In the present patient, the flap completely survived without complications. One minor revision was performed 2 years after surgery. Complications such as ectropion, ptosis, and epiphora did not occur during the 3-year postoperative follow-up period. Satisfactory results were achieved for both eyelid function and cosmetic appearance, and the donor-site scar was acceptable (Fig. (Fig.44 and See figure, Supplemental Digital Content 3, which displays the postoperative lateral view, http://links.lww.com/PRSGO/A327).
The divided nevus of the eyelids remains a major challenge for plastic surgeons because cosmetic and functional results are required. Although postauricular or supraclavicular skin graft is a common approach, the grafts are often conspicuous in Asian patients, unlike white patients, because of the differences in color and texture.5–7 Therefore, it was necessary to devise a method that does not use skin grafts.

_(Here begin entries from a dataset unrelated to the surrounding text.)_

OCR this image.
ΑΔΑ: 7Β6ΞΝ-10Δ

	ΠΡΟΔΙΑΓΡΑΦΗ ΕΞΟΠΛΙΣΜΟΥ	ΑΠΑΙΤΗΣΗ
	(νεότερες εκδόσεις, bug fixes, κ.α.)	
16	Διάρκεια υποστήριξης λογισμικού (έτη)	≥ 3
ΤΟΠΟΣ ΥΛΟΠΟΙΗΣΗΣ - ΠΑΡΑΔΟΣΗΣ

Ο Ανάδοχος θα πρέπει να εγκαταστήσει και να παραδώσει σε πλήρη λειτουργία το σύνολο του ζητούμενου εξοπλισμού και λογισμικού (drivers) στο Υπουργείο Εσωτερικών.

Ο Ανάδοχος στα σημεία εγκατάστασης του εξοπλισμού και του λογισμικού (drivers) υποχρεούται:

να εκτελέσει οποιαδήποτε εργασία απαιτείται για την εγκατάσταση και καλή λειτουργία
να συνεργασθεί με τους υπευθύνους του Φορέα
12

The extended cheek flap created using a tissue expander is divided along the long axis after advancement. Therefore, we have essentially introduced a “divided flap for a divided nevus.” This method has the 3 following advantages: the upper and lower eyelids are reconstructed with a skin flap at the same time, tissue adaptability is superior in color and texture because adjacent skin is used, and skin graft is unnecessary. This technique is based on the concept of an expanded flap. In an expanded flap, choke vessels develop because of the effect of delay phenomenon, and the number of angiosomes where blood flow may reach is increased.8 In addition, the richness of the subdermal vascular network of this region9 and capsule formation may also contribute to flap microcirculation.10 We believe that these factors allow the extension and division of this flap. Furthermore, because the flap was divided in a length-to-width ratio of 2:1 for the upper eyelid and 3:1 for the lower eyelid, we succeeded in flap survival without necrosis.

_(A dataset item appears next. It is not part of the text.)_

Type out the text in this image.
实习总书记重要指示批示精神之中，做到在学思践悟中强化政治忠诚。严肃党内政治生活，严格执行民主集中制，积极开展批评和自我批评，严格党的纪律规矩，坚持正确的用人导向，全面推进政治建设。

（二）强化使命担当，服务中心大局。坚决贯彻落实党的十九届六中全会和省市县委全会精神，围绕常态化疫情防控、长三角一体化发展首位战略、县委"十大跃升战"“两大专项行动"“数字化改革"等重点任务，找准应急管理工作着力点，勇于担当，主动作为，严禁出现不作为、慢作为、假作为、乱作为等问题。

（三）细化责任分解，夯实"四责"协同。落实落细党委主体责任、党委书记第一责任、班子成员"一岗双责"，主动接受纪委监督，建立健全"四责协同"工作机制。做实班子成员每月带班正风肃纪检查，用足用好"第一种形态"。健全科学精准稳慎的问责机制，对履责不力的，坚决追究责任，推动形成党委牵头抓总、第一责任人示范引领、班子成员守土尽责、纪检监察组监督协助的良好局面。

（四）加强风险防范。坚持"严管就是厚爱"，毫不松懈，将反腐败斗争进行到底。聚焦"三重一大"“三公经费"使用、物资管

We strongly suggest that this method is a useful choice for the medium-sized divided nevus, although there are some limitations depending on the region and size of the nevus. This method should be applied to the medium-sized divided nevus in which skin is maintained in the lateral orbital and temporal regions in postpubertal patients who have skin laxity. Moreover, the degree of flap extension and requirements for division remain unclear. When venous congestion is intraoperatively detected, it may be better to temporarily fix the flap to the defect with tarsorrhaphy and secondarily divide it.

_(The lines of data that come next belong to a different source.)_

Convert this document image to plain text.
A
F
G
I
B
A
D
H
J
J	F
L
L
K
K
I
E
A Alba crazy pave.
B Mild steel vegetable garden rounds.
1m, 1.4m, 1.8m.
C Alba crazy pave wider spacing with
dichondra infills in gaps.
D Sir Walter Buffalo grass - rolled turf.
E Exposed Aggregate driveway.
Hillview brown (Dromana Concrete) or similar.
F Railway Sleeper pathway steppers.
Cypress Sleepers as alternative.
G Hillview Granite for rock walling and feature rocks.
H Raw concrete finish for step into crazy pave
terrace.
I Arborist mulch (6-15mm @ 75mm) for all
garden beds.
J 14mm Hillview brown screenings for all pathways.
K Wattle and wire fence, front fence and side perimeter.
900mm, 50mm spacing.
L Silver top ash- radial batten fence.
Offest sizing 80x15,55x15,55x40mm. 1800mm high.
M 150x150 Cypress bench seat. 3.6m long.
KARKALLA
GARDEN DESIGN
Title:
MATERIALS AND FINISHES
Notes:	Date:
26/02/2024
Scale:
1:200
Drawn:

We presented a novel procedure for the divided nevus of the eyelids. An extended cheek flap using a tissue expander can be a useful choice for the medium-sized divided nevus of the eyelids. In future, this method can be applied to total reconstruction of the eyelids.
The patient and his parents provided written consent for the use of the patient’s images.
Disclosure: The authors have no financial interest to declare in relation to the content of this article. The Article Processing Charge was paid for by the authors.